60. Como fundamento essencial da sua pretensão, a Autora alegou que o ato impugnado é inválido, porquanto o júri do procedimento entendeu que a sua proposta tinha sido apresentada na modalidade de agrupamento de concorrentes, quando não existe nem nunca existiu um agrupamento, reputando igualmente de ilegal a aplicação analógica do disposto no artigo 168.º, n.º 4, do CCP ao procedimento em apreço, incorrendo em erro de Direito ao excluir a proposta nos termos do disposto no artigo 70.º, n.º 2, alíneas a) e b) do CCP.

61. Por outro lado, a Autora alegou ainda que as normas relativas ao critério de adjudicação e ao modelo de avaliação fixadas no programa do procedimento que foram objeto de aplicação e das quais resultou a avaliação e ordenação das propostas contidas no relatório final do júri e a adjudicação da proposta da Contrainteressada, também padecem de ilegalidade, uma vez que os subfactores “IA- Adequação aos Requisitos Funcionais”, “IB – Adequação aos Requisitos Técnicos e Arquitetura da Solução”, “IC- Adequação da Equipa Proposta” e “ID – Adequação das Metodologias e do Plano do Projeto” mostram- se manifestamente ilegais.

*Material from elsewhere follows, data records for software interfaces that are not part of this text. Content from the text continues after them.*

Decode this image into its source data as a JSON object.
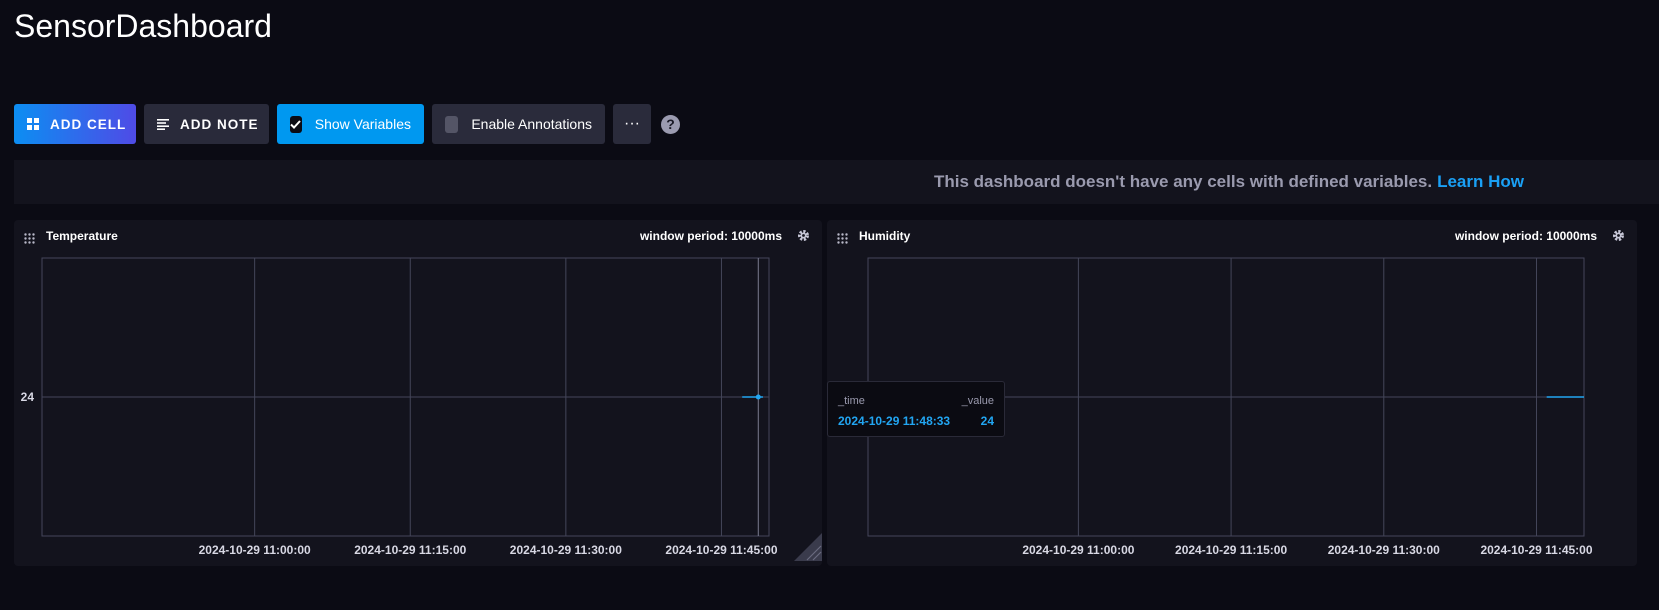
{
  "page": {
    "title": "SensorDashboard"
  },
  "toolbar": {
    "add_cell": "ADD CELL",
    "add_note": "ADD NOTE",
    "show_variables": "Show Variables",
    "enable_annotations": "Enable Annotations",
    "more": "···",
    "help": "?"
  },
  "variables_bar": {
    "message": "This dashboard doesn't have any cells with defined variables.",
    "link": "Learn How"
  },
  "cells": {
    "temperature": {
      "name": "Temperature",
      "window": "window period: 10000ms"
    },
    "humidity": {
      "name": "Humidity",
      "window": "window period: 10000ms"
    }
  },
  "tooltip": {
    "time_header": "_time",
    "value_header": "_value",
    "time": "2024-10-29 11:48:33",
    "value": "24"
  },
  "colors": {
    "accent": "#0098f0",
    "series": "#22a6f2",
    "gridline": "#44465a"
  },
  "chart_data": [
    {
      "type": "line",
      "title": "Temperature",
      "y_ticks": [
        "24"
      ],
      "x_ticks": [
        "2024-10-29 11:00:00",
        "2024-10-29 11:15:00",
        "2024-10-29 11:30:00",
        "2024-10-29 11:45:00"
      ],
      "series": [
        {
          "x": [
            "2024-10-29 11:47:00",
            "2024-10-29 11:48:33",
            "2024-10-29 11:49:00"
          ],
          "values": [
            24,
            24,
            24
          ]
        }
      ],
      "hover_time": "2024-10-29 11:48:33"
    },
    {
      "type": "line",
      "title": "Humidity",
      "y_ticks": [],
      "x_ticks": [
        "2024-10-29 11:00:00",
        "2024-10-29 11:15:00",
        "2024-10-29 11:30:00",
        "2024-10-29 11:45:00"
      ],
      "series": [
        {
          "x": [
            "2024-10-29 11:46:00",
            "2024-10-29 11:49:40"
          ],
          "values": [
            24,
            24
          ]
        }
      ]
    }
  ]
}
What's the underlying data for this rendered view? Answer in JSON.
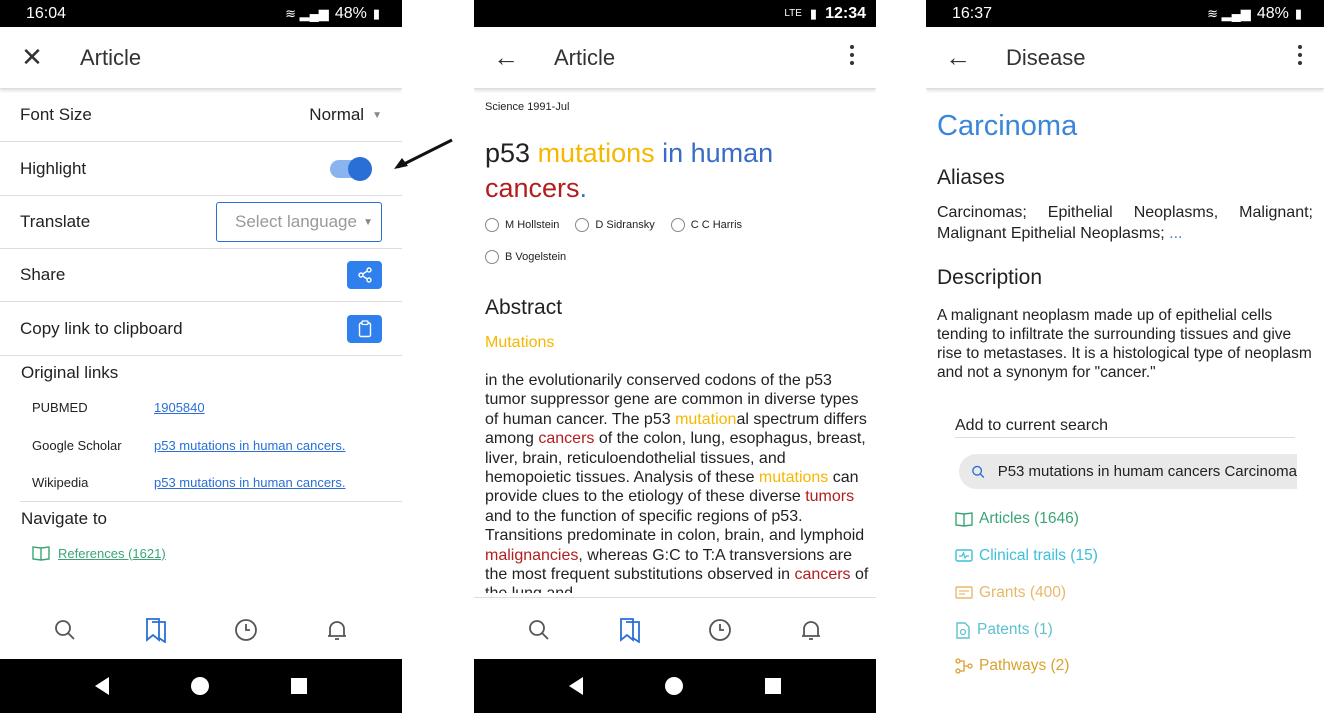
{
  "panel1": {
    "status": {
      "time": "16:04",
      "battery": "48%"
    },
    "appbar": {
      "title": "Article"
    },
    "font_size": {
      "label": "Font Size",
      "value": "Normal"
    },
    "highlight": {
      "label": "Highlight",
      "on": true
    },
    "translate": {
      "label": "Translate",
      "placeholder": "Select language"
    },
    "share": {
      "label": "Share"
    },
    "copy": {
      "label": "Copy link to clipboard"
    },
    "original_links": {
      "heading": "Original links",
      "items": [
        {
          "key": "PUBMED",
          "value": "1905840"
        },
        {
          "key": "Google Scholar",
          "value": "p53 mutations in human cancers."
        },
        {
          "key": "Wikipedia",
          "value": "p53 mutations in human cancers."
        }
      ]
    },
    "navigate": {
      "heading": "Navigate to",
      "link": "References (1621)"
    }
  },
  "panel2": {
    "status": {
      "time": "12:34",
      "network": "LTE"
    },
    "appbar": {
      "title": "Article"
    },
    "journal": "Science 1991-Jul",
    "title_parts": [
      "p53 ",
      "mutations",
      " in human ",
      "cancers",
      "."
    ],
    "authors": [
      "M Hollstein",
      "D Sidransky",
      "C C Harris",
      "B Vogelstein"
    ],
    "abstract_heading": "Abstract",
    "abstract_sub": "Mutations",
    "abstract_parts": [
      "in the evolutionarily conserved codons of the p53 tumor suppressor gene are common in diverse types of human cancer. The p53 ",
      "mutation",
      "al spectrum differs among ",
      "cancers",
      " of the colon, lung, esophagus, breast, liver, brain, reticuloendothelial tissues, and hemopoietic tissues. Analysis of these ",
      "mutations",
      " can provide clues to the etiology of these diverse ",
      "tumors",
      " and to the function of specific regions of p53. Transitions predominate in colon, brain, and lymphoid ",
      "malignancies",
      ", whereas G:C to T:A transversions are the most frequent substitutions observed in ",
      "cancers",
      " of the lung and"
    ]
  },
  "panel3": {
    "status": {
      "time": "16:37",
      "battery": "48%"
    },
    "appbar": {
      "title": "Disease"
    },
    "name": "Carcinoma",
    "aliases_heading": "Aliases",
    "aliases": "Carcinomas; Epithelial Neoplasms, Malignant; Malignant Epithelial Neoplasms;",
    "aliases_more": "...",
    "description_heading": "Description",
    "description": "A malignant neoplasm made up of epithelial cells tending to infiltrate the surrounding tissues and give rise to metastases. It is a histological type of neoplasm and not a synonym for \"cancer.\"",
    "add_heading": "Add to current search",
    "search_value": "P53 mutations in humam cancers Carcinoma",
    "categories": [
      {
        "label": "Articles (1646)",
        "icon": "book-icon",
        "color": "#3aa574"
      },
      {
        "label": "Clinical trails (15)",
        "icon": "trial-icon",
        "color": "#3cbfd8"
      },
      {
        "label": "Grants (400)",
        "icon": "grant-icon",
        "color": "#e8b86a"
      },
      {
        "label": "Patents (1)",
        "icon": "patent-icon",
        "color": "#5fc0cf"
      },
      {
        "label": "Pathways (2)",
        "icon": "pathway-icon",
        "color": "#d9a22c"
      }
    ]
  },
  "colors": {
    "accent": "#2a6fd6",
    "highlight_yellow": "#f5b700",
    "highlight_blue": "#3a6cc7",
    "highlight_red": "#b21e1e",
    "disease_title": "#3a86d8"
  }
}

62. A sentença recorrida não concedeu provimento a nenhum dos pedidos, decidindo que, nos termos do artigo 168.º, n.º 4, do CCP, a recorrente estava obrigada a apresentar com a sua proposta uma declaração de compromisso da subcontratada e que o modelo de avaliação não viola o disposto no artigo 139.º do CCP, nem tão pouco os princípios da transparência e da concorrência, por se mostrar um critério legítimo no âmbito da margem de apreciação técnica atribuída pelo programa ao júri do procedimento.

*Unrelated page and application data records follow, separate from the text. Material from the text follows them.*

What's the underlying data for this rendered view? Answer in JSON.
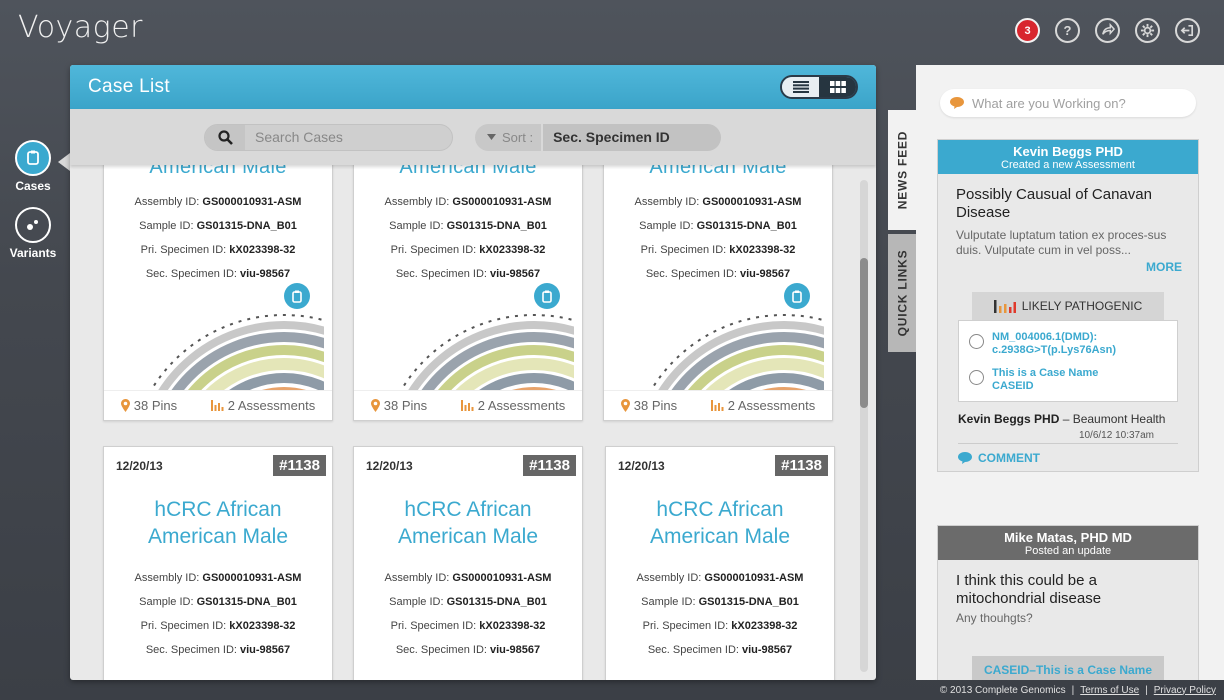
{
  "app": {
    "title": "Voyager"
  },
  "topbar": {
    "notification_count": "3",
    "icons": [
      "notifications-icon",
      "help-icon",
      "share-icon",
      "settings-icon",
      "logout-icon"
    ]
  },
  "leftnav": {
    "items": [
      {
        "label": "Cases",
        "active": true
      },
      {
        "label": "Variants",
        "active": false
      }
    ]
  },
  "case_list": {
    "title": "Case List",
    "search_placeholder": "Search Cases",
    "sort_label": "Sort :",
    "sort_value": "Sec. Specimen ID",
    "top_cards": [
      {
        "title_fragment": "American Male",
        "assembly_label": "Assembly ID:",
        "assembly": "GS000010931-ASM",
        "sample_label": "Sample ID:",
        "sample": "GS01315-DNA_B01",
        "pri_label": "Pri. Specimen ID:",
        "pri": "kX023398-32",
        "sec_label": "Sec. Specimen ID:",
        "sec": "viu-98567",
        "pins": "38 Pins",
        "assessments": "2 Assessments"
      },
      {
        "title_fragment": "American Male",
        "assembly_label": "Assembly ID:",
        "assembly": "GS000010931-ASM",
        "sample_label": "Sample ID:",
        "sample": "GS01315-DNA_B01",
        "pri_label": "Pri. Specimen ID:",
        "pri": "kX023398-32",
        "sec_label": "Sec. Specimen ID:",
        "sec": "viu-98567",
        "pins": "38 Pins",
        "assessments": "2 Assessments"
      },
      {
        "title_fragment": "American Male",
        "assembly_label": "Assembly ID:",
        "assembly": "GS000010931-ASM",
        "sample_label": "Sample ID:",
        "sample": "GS01315-DNA_B01",
        "pri_label": "Pri. Specimen ID:",
        "pri": "kX023398-32",
        "sec_label": "Sec. Specimen ID:",
        "sec": "viu-98567",
        "pins": "38 Pins",
        "assessments": "2 Assessments"
      }
    ],
    "bottom_cards": [
      {
        "date": "12/20/13",
        "id": "#1138",
        "title_line1": "hCRC African",
        "title_line2": "American Male",
        "assembly_label": "Assembly ID:",
        "assembly": "GS000010931-ASM",
        "sample_label": "Sample ID:",
        "sample": "GS01315-DNA_B01",
        "pri_label": "Pri. Specimen ID:",
        "pri": "kX023398-32",
        "sec_label": "Sec. Specimen ID:",
        "sec": "viu-98567"
      },
      {
        "date": "12/20/13",
        "id": "#1138",
        "title_line1": "hCRC African",
        "title_line2": "American Male",
        "assembly_label": "Assembly ID:",
        "assembly": "GS000010931-ASM",
        "sample_label": "Sample ID:",
        "sample": "GS01315-DNA_B01",
        "pri_label": "Pri. Specimen ID:",
        "pri": "kX023398-32",
        "sec_label": "Sec. Specimen ID:",
        "sec": "viu-98567"
      },
      {
        "date": "12/20/13",
        "id": "#1138",
        "title_line1": "hCRC African",
        "title_line2": "American Male",
        "assembly_label": "Assembly ID:",
        "assembly": "GS000010931-ASM",
        "sample_label": "Sample ID:",
        "sample": "GS01315-DNA_B01",
        "pri_label": "Pri. Specimen ID:",
        "pri": "kX023398-32",
        "sec_label": "Sec. Specimen ID:",
        "sec": "viu-98567"
      }
    ]
  },
  "side_tabs": {
    "news_feed": "NEWS FEED",
    "quick_links": "QUICK LINKS"
  },
  "feed": {
    "search_placeholder": "What are you Working on?",
    "post1": {
      "author": "Kevin Beggs PHD",
      "action": "Created a new Assessment",
      "heading": "Possibly Causual of Canavan Disease",
      "text": "Vulputate luptatum tation ex proces-sus duis. Vulputate cum in vel poss...",
      "more": "MORE",
      "badge": "LIKELY PATHOGENIC",
      "variant_line1": "NM_004006.1(DMD):",
      "variant_line2": "c.2938G>T(p.Lys76Asn)",
      "case_line1": "This is a Case Name",
      "case_line2": "CASEID",
      "meta_author": "Kevin Beggs PHD",
      "meta_org": " – Beaumont Health",
      "time": "10/6/12 10:37am",
      "comment": "COMMENT"
    },
    "post2": {
      "author": "Mike Matas, PHD MD",
      "action": "Posted an update",
      "heading": "I think this could be a mitochondrial disease",
      "text": "Any thouhgts?",
      "caseid": "CASEID–This is a Case Name"
    }
  },
  "footer": {
    "copyright": "© 2013 Complete Genomics",
    "terms": "Terms of Use",
    "privacy": "Privacy Policy"
  },
  "colors": {
    "accent": "#3ba9cf",
    "notification": "#d8262e",
    "header_dark": "#6b6b6b"
  }
}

63. No entanto, como aqui se demonstratou, o Tribunal a quo cometeu um grave erro de julgamento.

64. Em primeiro lugar, o Tribunal a quo faz uma aplicação direta do artigo 63.º da Diretiva ao caso sub judice, o que afronta o decidido pelo Tribunal de Justiça da União Europeia (TJUE) nos Acórdãos Van Duyn, de 4 de dezembro de 1974, e Ratti, e 5 de abril de 1979. Como é do conhecimento geral, a Diretiva foi integralmente transposta para a ordem jurídica nacional através do CCP e, na sentença recorrida, o Tribunal invoca a sua aplicação contra a aqui recorrida. Deste modo, é insofismável que a sentença recorrida contraria a jurisprudência do TJUE, não podendo o artigo 63.º da Diretiva ser aplicado ao presente procedimento (ou a qualquer outro), por via do efeito direto.

65. O Tribunal a quo decidiu ainda aplicar analogicamente ao presente caso o artigo 168.º, n.º 4, do CCP, que é uma norma perfeitamente clara, que o legislador transpôs para o ordenamento jurídico português nos exatos termos do disposto na Diretiva (i.e., prevendo a sua aplicação apenas e só aos procedimentos de concurso limitado por prévia qualificação). Com efeito, o entendimento do Tribunal a quo de que o artigo 63.º da Diretiva e, por conseguinte, o artigo 168.º, n.º 4 do CCP, se aplicam a todo o tipo de procedimentos previstos, configura uma violação dos princípios da separação de poderes e da segurança jurídica, previstos, designadamente, no artigo 2.º da Constituição da República Portuguesa e no Tratado da União Europeia. Para além do mais, impede a aplicação do Princípio da interpretação conforme, segundo o qual os tribunais nacionais devem interpretar a lei nacional de transposição de uma diretiva à luz do seu texto e finalidade, estando sujeito aos limites dos princípios gerais de direito.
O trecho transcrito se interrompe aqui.